West Virginia lawmakers are considering two bills that would limit your access to information — even information about you — and could make it easier for government officials to pull the wool over your eyes, or arrange for the unfair and speedy sale of your property.

One is House Bill 2441, which relates to the existing state Jobs Act. That law requires employers on state public improvement construction projects to use people from the local area as at least 75 percent of the projects’ workforces.

But HB 2441 would eliminate the requirement for employers to file certified payrolls. That would make it impossible for state officials to determine whether the 75 percent provision is being obeyed.

Then there is House Bill 2761, which “modernizes” the self-storage lien law. It has already been passed out of the House of Delegates. In a purported attempt to update a public notice law, the bill reduces the chance owners of items left in self-storage facilities will have their goods sold, unbeknown to them, to cover overdue rent on the storage units.

What we are talking about here is the mechanism by which operators of storage facilities can give those renting space — or perhaps the families of elderly or incapacitated renters — the opportunity to pay fees and rent due before the stored items are sold at auction.

Current law requires publication of legal notice in newspapers in an attempt to contact those who owe storage unit rent. The rule does not even require naming of the occupant, but only the number of a unit going up for auction due to lack of payment.

The change envisioned in HB 2761 would eliminate the requirement of even that public notice, but would simply require storage unit owners to try either the last email, telephone number or mailing address of the occupant or publish notices in newspapers.
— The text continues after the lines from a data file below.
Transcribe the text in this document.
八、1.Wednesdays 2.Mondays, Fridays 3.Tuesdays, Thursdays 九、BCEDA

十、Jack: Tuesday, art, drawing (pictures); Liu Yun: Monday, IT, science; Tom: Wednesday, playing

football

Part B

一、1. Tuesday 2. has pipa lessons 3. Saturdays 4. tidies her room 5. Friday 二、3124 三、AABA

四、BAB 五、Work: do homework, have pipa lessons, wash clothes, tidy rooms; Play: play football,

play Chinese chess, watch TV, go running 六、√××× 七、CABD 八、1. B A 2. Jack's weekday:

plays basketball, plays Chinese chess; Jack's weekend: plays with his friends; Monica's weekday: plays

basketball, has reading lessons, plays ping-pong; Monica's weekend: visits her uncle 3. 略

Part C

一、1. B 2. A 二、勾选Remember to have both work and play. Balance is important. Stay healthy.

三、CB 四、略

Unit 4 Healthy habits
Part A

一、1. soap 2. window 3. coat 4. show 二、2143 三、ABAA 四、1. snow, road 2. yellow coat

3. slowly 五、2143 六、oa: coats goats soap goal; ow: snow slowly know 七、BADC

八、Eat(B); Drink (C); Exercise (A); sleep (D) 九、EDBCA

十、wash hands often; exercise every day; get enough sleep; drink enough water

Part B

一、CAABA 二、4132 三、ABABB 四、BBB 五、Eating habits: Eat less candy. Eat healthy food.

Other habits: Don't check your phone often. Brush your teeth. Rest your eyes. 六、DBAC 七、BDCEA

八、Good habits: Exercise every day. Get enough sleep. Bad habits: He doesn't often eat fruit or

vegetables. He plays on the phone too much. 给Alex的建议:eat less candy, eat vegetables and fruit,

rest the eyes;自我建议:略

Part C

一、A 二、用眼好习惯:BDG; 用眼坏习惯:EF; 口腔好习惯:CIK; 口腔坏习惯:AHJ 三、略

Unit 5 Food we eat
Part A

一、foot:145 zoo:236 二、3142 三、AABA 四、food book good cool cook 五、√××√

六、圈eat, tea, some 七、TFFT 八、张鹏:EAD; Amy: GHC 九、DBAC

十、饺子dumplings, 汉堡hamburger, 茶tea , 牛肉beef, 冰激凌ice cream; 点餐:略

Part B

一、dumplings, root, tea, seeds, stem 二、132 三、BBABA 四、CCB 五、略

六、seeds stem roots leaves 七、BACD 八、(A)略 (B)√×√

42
The potential for abuse is clear.

Should this change be enacted, a storage unit owner could choose to use the last known email address of an occupant and then arrange for a quick sale without giving the chance for someone to either pay up or at least come collect their property.

Again, it is difficult not to wonder what lawmakers have in mind by making it easier for the operators of storage units to sell someone else’s property quickly and with a minimum attempt to notify owners of the items.

It has been only a few short years since many still in Charleston swooped in on promises of transparency, fairness, and an end to the business-as-usual corruption that had become the norm in our state. It did not take them long at all to get used to the way things have always been done, which begs the question: What are they trying to hide (or accomplish) this time?